Meta Platforms is a US technology company that owns Facebook, Instagram, and WhatsApp. Founded by Mark Zuckerberg in 2004 as Facebook, it rebranded in 2021. In 2026 it is spending $115-135 billion on AI infrastructure while planning to cut over 20% of its workforce.Source: Meta Platforms
How much is Meta spending on AI in 2026?
Meta set its 2026 AI capex guidance at $115-135 billion, nearly double the $72 billion it spent in 2025. Spending is focused on data centres and GPU clusters to train and run its Llama model family.Source: Meta Platforms earnings call
How many jobs is Meta cutting in 2026?
Meta is planning layoffs affecting roughly 16,000 employees, more than 20% of its 79,000-strong workforce. The cuts compress labour costs as the company funds its $130 billion AI buildout.Source: ai-jobs-power-money
What is Meta's Llama AI model?
Llama is Meta's family of open-source large language models, released under a permissive licence allowing commercial use. It is the primary vehicle for Meta's AI strategy and is widely used by researchers and companies globally, including in China where Meta's social platforms are banned.Source: Meta AI
How does Meta's AI spending compare to Microsoft and Amazon?
The five largest US technology companies plan to spend $650-690 billion on AI infrastructure in 2026. Meta's $115-135 billion guidance makes it one of the largest individual spenders, comparable to Microsoft and Amazon's cloud buildouts.Source: ai-jobs-power-money

Background

Meta Platforms, founded by Mark Zuckerberg in 2004 as Facebook, is the parent of Facebook, Instagram, and WhatsApp, reaching over 3.3 billion monthly active users. It rebranded in 2021 to signal a metaverse pivot, but that ambition has been overtaken by an AI-first strategy centred on its Llama open-source model family.

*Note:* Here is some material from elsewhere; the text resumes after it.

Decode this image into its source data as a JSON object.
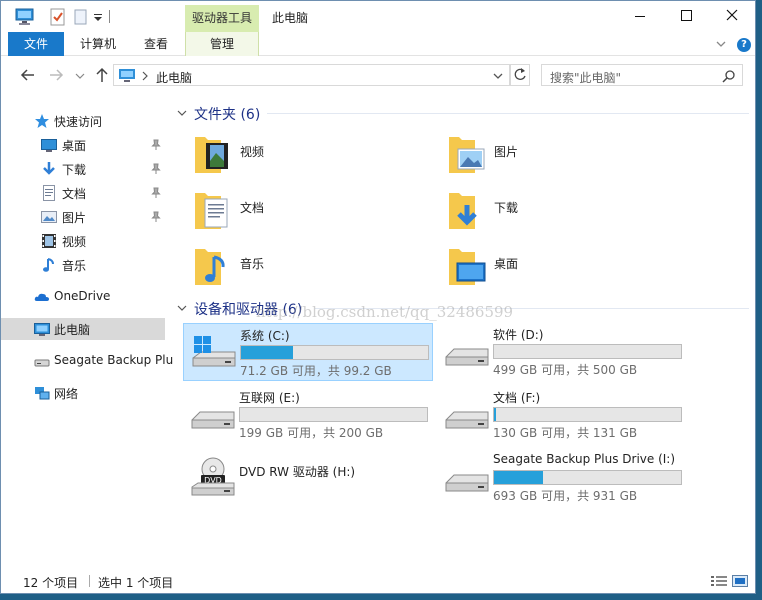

In 2026, Meta is executing the largest capital bet in its history: $115-135 billion in AI infrastructure spending, nearly double its 2025 outlay. To fund it, the company is planning to cut roughly 16,000 jobs (over 20% of its workforce), even as Barclays forecasts free cash flow could fall as much as 90% this year.

Meta is the sharpest illustration of Big Tech's central tension: massive AI capital deployment funded by aggressive labour shedding, at a moment when Morgan Stanley argues bubble fears are overblown and the Bank of England warns of growing correction risk. Whether its bet produces returns or accelerates a valuation reckoning remains the defining open question of the AI investment cycle.